12   Special Cases

12.1      Architecture in an Agile Enterprise

There has been a great deal of conversation about aligning to agile implementation methods. Ink has been spilled trying to align the phases of the ADM to these development methods. All of this conversation has blurred the line between implementation and architecture. The TOGAF Standard aligns to agile development in Phase G. Full stop.

A good Architecture to Support Portfolio, or Project, will identify what products the Enterprise needs, the boundary of the products, and what constraints a product owner has. In short, a good architecture defines the Enterprise’s backlog.

Architecture to Support Project and Solution Delivery will have a set of constraints that limit the choices of the agile team. These constraints are where an individual product must bend to Enterprise issues and the parochial preference of a product owner is not valid.

Then Phase G, Implementation Governance: the Practitioner serves the stakeholders guarding the mission, vision, goals, and investment roadmap. In short, guarding Enterprise value.

12.2      Architecture for a Domain

A common failure path is for domain architects to work to a different purpose, or pretend that they are working on a different Architecture Project than the rest of the team. A domain[33] must fit into the whole of the EA. Also, the rest of the EA must fit with a domain. Anything else is a tourist dashboard decision (see Section 6.2).

A distinct domain is security. A security architecture only exists in reference to other domains and is best considered a concern. Practitioners will always address their stakeholders’ security[34] and risk concerns.

12.3      Architecture in Response to an Incident

Something happened, and the organization’s response is to fix it.

As a starting point the Practitioner should understand risk as the effect of uncertainty on reaching objectives, risk appetite, and risk tolerance. Achieving all objectives is uncertain, and an Enterprise’s response is driven by risk tolerance and risk appetite.

The risk appetite provides guidance balancing the amount of risk taken to achieve an expected outcome. Risk appetite is typically expressed as a boundary on a risk/business impact and likelihood grid, or qualitative measures. For example, the Enterprise will risk $x for $y reward this year, or has zero tolerance for loss of life. A well understood risk appetite defines both the level of risk the organization is willing to accept as well as its strategy in defining this level. For risks above this acceptable level, it defines the strategy used for mitigation. Strategy for risk in excess risk appetite is typically transference or avoidance.

Risk tolerance addresses deviations from what is expected. In short, what to do when the Enterprise’s uncertainty is exceeded. The most common expression of uncertainty is failure to achieve expectations. At this point, the Enterprise is certain it will not achieve its objectives.

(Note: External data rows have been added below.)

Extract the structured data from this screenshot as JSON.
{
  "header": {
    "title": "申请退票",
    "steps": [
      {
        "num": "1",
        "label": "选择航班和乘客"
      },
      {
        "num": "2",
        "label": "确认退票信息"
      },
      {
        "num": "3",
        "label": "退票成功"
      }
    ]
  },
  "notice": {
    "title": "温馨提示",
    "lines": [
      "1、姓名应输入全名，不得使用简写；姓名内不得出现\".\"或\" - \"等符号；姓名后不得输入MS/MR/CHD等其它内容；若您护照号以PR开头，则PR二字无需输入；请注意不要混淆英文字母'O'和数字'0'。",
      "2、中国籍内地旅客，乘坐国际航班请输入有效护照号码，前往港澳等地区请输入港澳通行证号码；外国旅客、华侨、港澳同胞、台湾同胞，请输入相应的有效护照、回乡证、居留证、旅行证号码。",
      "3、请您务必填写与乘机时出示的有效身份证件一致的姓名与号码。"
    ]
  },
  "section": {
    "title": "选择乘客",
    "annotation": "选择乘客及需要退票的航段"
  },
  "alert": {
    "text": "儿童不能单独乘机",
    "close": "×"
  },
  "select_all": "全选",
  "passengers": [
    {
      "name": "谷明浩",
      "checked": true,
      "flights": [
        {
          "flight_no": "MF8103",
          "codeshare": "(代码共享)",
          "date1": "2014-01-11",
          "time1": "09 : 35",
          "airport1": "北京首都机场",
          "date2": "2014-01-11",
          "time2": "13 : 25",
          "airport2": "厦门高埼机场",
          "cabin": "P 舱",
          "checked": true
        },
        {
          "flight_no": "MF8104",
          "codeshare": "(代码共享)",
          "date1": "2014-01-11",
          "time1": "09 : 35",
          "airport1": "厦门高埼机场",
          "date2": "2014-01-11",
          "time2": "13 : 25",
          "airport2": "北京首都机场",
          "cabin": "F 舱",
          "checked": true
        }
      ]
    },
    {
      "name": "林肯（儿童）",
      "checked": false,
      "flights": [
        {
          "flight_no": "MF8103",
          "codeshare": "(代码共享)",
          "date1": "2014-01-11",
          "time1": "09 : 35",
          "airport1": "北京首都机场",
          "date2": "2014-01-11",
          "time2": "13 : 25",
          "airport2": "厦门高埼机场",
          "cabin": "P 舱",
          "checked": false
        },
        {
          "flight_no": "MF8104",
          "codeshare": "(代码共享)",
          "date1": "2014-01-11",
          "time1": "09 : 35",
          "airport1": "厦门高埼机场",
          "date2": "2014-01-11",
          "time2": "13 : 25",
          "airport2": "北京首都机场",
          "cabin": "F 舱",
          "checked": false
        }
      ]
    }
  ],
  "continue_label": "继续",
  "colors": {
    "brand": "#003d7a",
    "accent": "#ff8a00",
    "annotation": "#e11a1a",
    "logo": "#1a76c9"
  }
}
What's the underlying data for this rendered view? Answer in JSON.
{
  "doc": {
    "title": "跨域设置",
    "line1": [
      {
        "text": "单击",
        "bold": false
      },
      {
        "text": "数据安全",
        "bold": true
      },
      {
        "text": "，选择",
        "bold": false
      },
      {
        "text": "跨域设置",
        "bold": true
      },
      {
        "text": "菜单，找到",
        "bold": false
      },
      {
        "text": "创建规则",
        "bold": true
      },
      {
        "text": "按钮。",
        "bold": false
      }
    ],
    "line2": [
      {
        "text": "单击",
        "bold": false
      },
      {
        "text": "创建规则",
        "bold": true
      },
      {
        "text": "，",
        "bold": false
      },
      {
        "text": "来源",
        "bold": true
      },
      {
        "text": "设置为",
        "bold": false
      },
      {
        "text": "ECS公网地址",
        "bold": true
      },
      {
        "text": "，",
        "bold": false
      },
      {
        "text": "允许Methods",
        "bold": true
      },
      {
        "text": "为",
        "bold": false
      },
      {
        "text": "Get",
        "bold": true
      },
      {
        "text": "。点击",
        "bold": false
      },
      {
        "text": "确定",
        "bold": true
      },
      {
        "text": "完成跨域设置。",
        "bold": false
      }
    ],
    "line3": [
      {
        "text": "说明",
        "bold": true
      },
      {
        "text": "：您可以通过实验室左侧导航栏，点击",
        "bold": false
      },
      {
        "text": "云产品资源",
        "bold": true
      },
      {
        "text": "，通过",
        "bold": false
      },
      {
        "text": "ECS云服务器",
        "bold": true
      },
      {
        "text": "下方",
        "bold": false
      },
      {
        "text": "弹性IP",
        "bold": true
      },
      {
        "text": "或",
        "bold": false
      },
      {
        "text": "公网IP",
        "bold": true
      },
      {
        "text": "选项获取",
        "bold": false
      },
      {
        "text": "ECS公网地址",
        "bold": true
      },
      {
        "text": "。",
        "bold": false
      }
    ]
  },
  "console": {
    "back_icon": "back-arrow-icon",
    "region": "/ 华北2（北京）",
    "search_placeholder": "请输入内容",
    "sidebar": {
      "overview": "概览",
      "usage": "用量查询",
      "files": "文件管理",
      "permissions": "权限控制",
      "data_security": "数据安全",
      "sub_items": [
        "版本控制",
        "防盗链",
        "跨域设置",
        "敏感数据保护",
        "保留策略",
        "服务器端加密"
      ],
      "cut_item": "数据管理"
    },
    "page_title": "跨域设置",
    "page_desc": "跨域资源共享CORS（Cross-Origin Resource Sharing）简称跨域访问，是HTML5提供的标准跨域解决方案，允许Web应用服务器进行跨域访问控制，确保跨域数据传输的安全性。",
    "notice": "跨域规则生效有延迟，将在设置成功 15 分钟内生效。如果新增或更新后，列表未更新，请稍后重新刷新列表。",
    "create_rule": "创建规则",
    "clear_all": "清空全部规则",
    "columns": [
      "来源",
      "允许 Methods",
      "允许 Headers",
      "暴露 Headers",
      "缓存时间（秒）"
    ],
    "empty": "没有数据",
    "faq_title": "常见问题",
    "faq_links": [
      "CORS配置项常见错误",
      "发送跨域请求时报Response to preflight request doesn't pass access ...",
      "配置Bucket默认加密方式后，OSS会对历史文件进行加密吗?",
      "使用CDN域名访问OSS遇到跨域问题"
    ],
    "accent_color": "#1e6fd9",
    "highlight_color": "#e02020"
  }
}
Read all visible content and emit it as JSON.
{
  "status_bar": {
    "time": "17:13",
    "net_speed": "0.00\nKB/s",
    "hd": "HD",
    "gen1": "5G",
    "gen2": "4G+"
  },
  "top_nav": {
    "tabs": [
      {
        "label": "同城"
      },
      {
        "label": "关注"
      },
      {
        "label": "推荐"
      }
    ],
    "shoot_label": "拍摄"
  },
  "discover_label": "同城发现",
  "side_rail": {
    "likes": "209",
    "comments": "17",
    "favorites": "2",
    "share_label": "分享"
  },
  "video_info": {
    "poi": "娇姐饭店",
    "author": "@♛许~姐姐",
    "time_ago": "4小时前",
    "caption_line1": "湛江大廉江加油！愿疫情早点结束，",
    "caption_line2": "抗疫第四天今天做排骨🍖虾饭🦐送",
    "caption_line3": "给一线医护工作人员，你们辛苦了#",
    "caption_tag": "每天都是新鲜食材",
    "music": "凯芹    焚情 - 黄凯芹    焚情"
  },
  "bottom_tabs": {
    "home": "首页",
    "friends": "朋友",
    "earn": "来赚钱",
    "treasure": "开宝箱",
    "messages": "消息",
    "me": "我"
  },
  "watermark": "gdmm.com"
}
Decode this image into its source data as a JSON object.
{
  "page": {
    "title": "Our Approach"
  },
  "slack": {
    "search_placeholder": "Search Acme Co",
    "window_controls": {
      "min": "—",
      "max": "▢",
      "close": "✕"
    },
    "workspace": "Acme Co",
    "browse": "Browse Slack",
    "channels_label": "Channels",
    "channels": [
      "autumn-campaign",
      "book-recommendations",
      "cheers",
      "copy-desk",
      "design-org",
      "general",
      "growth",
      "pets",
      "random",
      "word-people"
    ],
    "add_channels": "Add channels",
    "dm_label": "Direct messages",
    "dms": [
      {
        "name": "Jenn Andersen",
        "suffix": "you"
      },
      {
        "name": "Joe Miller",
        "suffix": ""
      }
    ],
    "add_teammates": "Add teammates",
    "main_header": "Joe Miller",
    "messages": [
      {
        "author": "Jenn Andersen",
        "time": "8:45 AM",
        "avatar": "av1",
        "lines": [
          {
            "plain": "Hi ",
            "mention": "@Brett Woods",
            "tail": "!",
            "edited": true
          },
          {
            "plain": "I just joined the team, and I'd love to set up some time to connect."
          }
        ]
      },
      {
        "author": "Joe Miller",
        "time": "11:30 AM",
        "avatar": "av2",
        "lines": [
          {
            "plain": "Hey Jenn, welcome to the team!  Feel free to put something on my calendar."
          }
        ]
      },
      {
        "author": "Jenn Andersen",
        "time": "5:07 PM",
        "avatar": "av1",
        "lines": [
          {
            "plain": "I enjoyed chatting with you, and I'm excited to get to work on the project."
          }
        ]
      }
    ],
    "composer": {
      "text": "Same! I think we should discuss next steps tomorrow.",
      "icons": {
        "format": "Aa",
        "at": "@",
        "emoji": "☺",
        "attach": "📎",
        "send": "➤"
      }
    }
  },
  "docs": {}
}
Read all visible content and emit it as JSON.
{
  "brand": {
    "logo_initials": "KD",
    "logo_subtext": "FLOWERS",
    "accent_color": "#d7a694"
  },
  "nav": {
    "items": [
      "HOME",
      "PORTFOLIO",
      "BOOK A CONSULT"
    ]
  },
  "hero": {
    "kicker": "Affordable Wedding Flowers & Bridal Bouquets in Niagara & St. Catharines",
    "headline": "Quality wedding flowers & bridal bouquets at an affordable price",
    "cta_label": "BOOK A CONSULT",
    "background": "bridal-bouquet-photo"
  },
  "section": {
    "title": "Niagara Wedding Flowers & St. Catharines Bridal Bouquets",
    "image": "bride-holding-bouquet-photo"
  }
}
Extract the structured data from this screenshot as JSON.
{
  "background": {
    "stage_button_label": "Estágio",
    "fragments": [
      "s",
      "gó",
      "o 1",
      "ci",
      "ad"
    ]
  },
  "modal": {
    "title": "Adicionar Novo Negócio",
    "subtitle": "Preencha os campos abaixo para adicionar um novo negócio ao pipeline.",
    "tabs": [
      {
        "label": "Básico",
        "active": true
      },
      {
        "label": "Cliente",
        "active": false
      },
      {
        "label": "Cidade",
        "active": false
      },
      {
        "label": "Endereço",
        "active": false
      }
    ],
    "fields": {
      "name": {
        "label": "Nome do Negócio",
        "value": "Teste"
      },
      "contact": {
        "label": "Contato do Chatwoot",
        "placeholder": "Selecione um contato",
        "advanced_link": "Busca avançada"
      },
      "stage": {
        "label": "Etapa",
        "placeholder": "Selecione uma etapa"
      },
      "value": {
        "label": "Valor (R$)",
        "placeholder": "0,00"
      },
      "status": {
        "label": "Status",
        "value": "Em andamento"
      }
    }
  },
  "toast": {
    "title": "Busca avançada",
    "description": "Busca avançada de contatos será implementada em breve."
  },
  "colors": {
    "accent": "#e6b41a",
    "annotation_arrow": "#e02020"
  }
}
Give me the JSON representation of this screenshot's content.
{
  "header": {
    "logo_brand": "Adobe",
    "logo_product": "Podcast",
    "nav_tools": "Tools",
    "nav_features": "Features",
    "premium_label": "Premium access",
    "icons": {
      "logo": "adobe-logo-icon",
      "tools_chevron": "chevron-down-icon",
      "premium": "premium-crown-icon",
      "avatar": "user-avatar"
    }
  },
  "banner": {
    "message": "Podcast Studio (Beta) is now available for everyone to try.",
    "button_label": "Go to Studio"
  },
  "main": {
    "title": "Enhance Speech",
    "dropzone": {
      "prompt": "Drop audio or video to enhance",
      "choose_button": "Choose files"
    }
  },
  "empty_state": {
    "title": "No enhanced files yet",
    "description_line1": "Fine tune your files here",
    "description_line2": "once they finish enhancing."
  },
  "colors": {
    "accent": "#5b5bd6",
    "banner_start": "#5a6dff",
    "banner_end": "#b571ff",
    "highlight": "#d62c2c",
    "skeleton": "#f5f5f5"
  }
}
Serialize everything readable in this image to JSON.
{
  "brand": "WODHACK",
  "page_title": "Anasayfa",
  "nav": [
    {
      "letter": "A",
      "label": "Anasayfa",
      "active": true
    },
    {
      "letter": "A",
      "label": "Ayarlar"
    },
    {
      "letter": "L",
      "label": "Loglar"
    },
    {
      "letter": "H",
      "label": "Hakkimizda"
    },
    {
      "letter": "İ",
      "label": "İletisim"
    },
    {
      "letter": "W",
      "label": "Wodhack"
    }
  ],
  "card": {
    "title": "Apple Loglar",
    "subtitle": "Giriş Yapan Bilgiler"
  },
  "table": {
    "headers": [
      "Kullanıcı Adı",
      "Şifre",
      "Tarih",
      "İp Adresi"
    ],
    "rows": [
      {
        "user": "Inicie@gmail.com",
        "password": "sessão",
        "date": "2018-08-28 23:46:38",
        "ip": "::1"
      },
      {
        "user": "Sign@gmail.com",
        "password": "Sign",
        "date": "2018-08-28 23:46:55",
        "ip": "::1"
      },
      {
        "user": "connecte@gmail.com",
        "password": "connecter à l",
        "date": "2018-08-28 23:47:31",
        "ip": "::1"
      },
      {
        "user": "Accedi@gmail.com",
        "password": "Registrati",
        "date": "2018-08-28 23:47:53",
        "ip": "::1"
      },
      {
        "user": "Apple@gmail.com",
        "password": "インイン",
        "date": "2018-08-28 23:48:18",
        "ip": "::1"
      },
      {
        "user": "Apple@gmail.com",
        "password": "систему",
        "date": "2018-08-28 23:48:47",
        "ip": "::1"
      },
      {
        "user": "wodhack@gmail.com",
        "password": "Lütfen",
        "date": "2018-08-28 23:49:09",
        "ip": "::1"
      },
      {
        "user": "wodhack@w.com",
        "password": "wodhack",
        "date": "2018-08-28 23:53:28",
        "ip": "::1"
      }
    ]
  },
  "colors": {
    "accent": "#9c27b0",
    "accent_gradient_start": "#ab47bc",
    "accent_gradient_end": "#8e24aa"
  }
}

An incident changes the stakeholders’ preferences with regard to risk. This is a change in requirement, and the architecture must adjust. The central role of the Practitioner is to provide solid advice on what changes to the target, and the associated work to achieve the change will reach an acceptable certainty of reaching the stakeholders’ objective. Practitioners should not be surprised when there are few changes that have an acceptable cost, and the stakeholder is faced with the option of canceling the objective or canceling the change.